Ganz so klar vermittelt sich nicht, was die Abschnitte eins und zwei voneinander trennt – und auch so manch anderes bleibt im Unklaren. Handlung und Textverständnis verpuffen bisweilen im Äther der Pointierung: Die Performance ist stellenweise doch zu schrill, der postdramatisch vorgetragene Text zu erratisch und die vorgetragenen Songs immer wieder nur dank der englischen Übertitel verständlich, was in den zwei Stunden zu gewissen Ermüdungserscheinungen führt.

Eine Parabel auf Soziale Medien

Als Befreiungsschlag präsentiert sich dann die abrupt einsetzende Schlusssequenz – für die Troll-Truppe wie für das Publikum gleichermaßen. „Mit jedem Tag werden wir wütender“, heißt es plötzlich. Das Stichwort für den „Hassmaster“, der hier seine brachiale Therapie ansetzt: die Bewaffnung dieser abgeschlagenen Mittelschicht. Eine vormals eingeschüchterte Truppe zieht nun gelöst mit Gewehren oder gezücktem Zeigefinger über die Drehbühne und metzelt jeden nieder, die ihr in die Quere kommt.
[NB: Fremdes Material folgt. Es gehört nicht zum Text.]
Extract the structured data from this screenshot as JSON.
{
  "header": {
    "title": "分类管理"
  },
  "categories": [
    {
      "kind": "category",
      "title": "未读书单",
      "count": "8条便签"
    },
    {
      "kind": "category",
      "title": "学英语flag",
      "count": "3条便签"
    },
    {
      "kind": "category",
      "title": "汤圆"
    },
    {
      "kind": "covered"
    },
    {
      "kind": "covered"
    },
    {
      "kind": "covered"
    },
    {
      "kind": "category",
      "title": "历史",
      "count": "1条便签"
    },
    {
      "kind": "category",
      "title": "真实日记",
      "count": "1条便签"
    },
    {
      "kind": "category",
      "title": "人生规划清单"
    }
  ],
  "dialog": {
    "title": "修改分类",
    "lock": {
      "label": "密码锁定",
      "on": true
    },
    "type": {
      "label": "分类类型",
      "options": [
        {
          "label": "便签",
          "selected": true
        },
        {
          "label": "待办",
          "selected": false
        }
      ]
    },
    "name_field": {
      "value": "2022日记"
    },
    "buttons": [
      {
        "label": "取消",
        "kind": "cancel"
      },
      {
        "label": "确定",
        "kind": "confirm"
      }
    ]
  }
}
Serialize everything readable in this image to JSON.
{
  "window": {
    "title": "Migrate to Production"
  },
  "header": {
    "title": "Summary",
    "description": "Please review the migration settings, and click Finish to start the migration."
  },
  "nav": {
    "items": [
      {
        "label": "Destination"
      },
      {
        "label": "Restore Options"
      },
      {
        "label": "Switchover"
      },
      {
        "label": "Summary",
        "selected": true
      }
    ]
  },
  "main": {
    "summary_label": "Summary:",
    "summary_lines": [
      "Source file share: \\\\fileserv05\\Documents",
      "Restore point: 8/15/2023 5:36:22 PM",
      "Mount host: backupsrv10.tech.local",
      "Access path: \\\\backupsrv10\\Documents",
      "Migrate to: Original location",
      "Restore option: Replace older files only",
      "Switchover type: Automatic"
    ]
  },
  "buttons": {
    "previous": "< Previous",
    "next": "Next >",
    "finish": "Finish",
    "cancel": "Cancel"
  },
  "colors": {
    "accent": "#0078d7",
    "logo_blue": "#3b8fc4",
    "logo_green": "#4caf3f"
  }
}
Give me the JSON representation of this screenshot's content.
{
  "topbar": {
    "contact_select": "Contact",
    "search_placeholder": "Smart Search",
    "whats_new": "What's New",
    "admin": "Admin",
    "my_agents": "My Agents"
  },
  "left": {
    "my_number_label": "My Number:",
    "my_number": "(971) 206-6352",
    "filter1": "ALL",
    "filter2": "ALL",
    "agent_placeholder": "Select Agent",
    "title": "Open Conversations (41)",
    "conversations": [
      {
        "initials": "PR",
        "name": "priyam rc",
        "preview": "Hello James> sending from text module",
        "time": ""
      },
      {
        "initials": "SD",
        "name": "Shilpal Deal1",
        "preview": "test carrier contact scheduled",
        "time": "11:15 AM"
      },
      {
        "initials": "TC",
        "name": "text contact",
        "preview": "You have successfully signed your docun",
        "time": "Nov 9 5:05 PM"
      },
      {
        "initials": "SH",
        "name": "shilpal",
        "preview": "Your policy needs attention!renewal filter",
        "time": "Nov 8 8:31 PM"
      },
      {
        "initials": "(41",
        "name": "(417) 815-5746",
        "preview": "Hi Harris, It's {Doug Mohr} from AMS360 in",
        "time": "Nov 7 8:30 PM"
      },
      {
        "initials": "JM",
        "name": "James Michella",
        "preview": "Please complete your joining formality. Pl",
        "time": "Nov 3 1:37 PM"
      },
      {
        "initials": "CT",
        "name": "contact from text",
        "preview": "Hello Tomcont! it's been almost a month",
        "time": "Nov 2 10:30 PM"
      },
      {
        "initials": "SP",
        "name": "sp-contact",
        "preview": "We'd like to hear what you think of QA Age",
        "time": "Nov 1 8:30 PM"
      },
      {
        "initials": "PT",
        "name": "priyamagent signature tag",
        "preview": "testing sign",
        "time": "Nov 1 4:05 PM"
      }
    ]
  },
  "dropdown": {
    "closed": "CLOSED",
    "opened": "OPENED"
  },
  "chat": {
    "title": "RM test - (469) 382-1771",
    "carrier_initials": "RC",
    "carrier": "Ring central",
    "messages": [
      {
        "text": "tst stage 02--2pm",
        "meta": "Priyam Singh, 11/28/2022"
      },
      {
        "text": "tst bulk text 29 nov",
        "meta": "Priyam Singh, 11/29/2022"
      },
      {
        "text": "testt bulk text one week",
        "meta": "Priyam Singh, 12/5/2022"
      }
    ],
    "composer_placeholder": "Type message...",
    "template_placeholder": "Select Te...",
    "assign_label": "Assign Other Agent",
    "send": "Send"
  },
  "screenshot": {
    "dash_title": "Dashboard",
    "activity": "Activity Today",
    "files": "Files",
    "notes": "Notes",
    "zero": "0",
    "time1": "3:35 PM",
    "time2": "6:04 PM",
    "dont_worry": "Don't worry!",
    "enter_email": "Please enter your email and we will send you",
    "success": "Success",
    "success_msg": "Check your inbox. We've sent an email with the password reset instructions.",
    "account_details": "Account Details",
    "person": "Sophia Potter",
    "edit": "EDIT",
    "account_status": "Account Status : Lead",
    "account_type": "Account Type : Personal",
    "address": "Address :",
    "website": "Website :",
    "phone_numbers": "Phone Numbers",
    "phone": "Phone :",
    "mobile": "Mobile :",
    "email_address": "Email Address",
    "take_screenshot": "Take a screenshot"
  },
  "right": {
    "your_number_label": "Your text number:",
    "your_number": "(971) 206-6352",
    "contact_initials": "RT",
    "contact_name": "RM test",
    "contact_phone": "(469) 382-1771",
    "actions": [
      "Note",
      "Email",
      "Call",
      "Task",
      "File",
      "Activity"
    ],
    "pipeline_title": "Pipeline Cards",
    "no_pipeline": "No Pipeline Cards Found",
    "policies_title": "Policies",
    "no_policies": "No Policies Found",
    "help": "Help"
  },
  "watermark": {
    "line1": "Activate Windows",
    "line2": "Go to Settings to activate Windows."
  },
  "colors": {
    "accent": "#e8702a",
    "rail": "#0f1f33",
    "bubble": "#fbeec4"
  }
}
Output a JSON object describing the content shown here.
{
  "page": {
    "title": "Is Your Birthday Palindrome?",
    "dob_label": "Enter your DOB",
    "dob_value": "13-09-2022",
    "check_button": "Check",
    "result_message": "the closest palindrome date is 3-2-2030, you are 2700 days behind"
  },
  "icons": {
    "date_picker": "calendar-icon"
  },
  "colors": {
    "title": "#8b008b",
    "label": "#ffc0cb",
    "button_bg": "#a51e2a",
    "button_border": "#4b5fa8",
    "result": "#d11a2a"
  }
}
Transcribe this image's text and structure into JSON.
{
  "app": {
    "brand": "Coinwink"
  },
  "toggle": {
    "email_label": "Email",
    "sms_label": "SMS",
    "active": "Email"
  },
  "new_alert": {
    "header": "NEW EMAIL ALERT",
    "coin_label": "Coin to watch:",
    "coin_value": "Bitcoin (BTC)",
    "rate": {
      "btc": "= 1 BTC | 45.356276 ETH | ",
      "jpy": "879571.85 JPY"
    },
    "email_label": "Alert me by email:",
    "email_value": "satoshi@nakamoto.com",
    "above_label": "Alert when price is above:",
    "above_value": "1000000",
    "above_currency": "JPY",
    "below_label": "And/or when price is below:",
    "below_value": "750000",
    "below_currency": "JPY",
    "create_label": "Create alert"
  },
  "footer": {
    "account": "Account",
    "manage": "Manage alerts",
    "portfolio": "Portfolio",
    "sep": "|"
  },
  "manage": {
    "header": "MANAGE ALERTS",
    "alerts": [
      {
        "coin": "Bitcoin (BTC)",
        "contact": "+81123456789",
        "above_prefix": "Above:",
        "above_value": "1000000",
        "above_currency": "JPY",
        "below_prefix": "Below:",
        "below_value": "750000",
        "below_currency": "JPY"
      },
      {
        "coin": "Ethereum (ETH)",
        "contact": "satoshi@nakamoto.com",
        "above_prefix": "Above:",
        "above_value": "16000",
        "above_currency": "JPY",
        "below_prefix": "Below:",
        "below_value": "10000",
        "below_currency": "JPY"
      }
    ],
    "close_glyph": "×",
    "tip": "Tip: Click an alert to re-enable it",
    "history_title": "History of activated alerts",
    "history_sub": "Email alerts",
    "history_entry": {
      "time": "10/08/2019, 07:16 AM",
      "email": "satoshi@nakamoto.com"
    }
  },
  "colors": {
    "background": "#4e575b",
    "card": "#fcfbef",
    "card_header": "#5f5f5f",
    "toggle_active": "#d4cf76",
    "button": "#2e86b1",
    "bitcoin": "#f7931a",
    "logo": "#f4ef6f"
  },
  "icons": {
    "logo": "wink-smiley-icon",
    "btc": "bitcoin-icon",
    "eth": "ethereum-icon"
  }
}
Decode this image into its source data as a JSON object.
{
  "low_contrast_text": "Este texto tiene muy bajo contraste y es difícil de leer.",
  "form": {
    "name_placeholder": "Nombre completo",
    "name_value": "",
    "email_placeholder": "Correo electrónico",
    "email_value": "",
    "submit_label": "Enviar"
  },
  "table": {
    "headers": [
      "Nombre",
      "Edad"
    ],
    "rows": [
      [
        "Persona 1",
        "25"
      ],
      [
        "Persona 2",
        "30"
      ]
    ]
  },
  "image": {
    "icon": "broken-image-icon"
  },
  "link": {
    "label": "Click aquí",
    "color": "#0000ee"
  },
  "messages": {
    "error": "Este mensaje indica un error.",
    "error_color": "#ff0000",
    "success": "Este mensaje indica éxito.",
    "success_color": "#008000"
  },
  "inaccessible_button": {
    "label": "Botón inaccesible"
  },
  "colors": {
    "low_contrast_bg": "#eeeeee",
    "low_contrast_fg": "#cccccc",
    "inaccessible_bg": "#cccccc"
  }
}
„Hass-Triptychon“ im Wiener Volkstheater

Er wird vom Publikum und seiner Kritik geliebt wie gehasst: der deutsche Theatermacher Ersan Mondtag.

Eine Gesellschaft ohne Hoffnung, in der Gewalt letztlich die einzige Lösung bleibt: Sibylle Bergs Gegenwartsdiagnose ist wie gewohnt fatalistisch und treffsicher zuspitzt. Wer will, der kann das abgedreht-bunte „Hass-Triptychon“ auch als Parabel auf Digitalisierung und Soziale Medien lesen. Jeder produziert Content, jeder palavert vor sich hin, und irgendwann explodiert es. Die Trolle, sie treten dann nicht mehr nur als ärmliche Gestalten in Erscheinung, sie geben sich auch als digitale Störenfriede zu erkennen.